Exercise can take a lot out of your body. It depletes your energy and even causes microtrauma to your muscles. In order to recover and get ready for your next workout, like a battery, you need to replenish and recharge so you can do it all again soon.
If you want to get the most from your training, it’s time to start paying attention to post-exercise nutrition. Consider the following information when deciding what to eat after exercise.
Protein and muscle repair
If you lift weights, your workout will have caused damage to your muscles. Don’t worry, as bad as this sounds, it’s actually a good thing and is the trigger for muscle growth and repair.

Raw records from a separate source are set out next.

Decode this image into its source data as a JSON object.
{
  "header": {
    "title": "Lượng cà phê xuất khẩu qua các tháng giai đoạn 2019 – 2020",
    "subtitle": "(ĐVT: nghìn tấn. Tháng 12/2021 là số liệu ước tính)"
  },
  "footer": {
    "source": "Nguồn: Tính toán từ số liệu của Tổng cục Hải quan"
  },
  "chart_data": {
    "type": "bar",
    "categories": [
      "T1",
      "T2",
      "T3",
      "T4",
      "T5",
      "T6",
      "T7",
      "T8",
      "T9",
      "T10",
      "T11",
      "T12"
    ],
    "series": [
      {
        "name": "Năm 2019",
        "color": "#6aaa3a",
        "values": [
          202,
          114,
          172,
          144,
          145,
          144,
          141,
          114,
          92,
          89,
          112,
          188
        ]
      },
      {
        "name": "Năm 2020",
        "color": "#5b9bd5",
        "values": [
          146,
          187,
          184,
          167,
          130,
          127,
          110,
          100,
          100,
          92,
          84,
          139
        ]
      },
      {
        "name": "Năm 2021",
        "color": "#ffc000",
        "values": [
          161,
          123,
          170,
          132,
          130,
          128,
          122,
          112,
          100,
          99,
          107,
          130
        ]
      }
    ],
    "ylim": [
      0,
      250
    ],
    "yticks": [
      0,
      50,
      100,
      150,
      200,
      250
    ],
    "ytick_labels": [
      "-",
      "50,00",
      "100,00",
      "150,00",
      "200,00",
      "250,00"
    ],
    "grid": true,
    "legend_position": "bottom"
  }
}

Your body uses amino acids to repair this muscle damage, and it gets these amino acids from protein. Just think of amino acids as building blocks and, like a builder uses bricks, your body uses them to fix your muscles up as good as new. In fact, to protect your muscles from subsequent stress, your body overcompensates and makes your muscles stronger than they were before.
Good after-exercise protein sources include:
- Nuts and seeds
- Beans and pulses
Plant-based and whey protein powder
Carbs for energy
During exercise, your body uses glycogen for energy. Glycogen is glucose stored in your muscles and your liver. To recover and get you ready for your next workout, you need to replace your depleted glycogen stores, and that means eating carbohydrate as part of your post-exercise nutrition plan.
Carbs are digested and converted into glucose and then transported to your muscles to replenish your glycogen stores. This process is hastened due to increased insulin sensitivity. This ensures the carbs you eat after exercise are preferentially directed to your muscles and kept away from your fat stores.
Good carb choices for after-exercise include:
- Sprouted and wholegrain bread
What about fat?
Along with glycogen, your body also uses fat for energy. Does this mean you should include fat in your post-exercise nutrition plan? That’s a hard no! For a start, most people have more than enough body fat to meet their exercising energy needs. There is no need to replenish what is already in abundant supply.
Secondly, fat is a gastric inhibitor. This means it keeps food in your stomach for longer. The last thing most exercisers need is to delay the digestive process as that would prevent protein and carbs from getting to your muscles, delaying the recovery process.
Avoid fats to make sure there is no delay in putting your post-training nutrition plan into action. Make sure you choose low-fat proteins and carbs, avoiding high-fat foods for at least a couple of hours after exercise.
Post-training nutrition timing
So, how soon after your workout should you eat your post-training meal? As soon as possible! Insulin sensitivity is highest straight after exercise and declines gradually as the hours pass. If you want to make sure your muscles get the energy and nutrients they need as soon as possible, try and eat a combination of protein and carbs immediately after exercise.
Solid food can take time to digest, even when it’s low in fat, so consider speeding things up by chugging down a post-exercise nutrition shake made from protein powder and dextrose. Liquids are easier and faster to digest so you’ll help make sure your recovery gets off to the fastest start possible.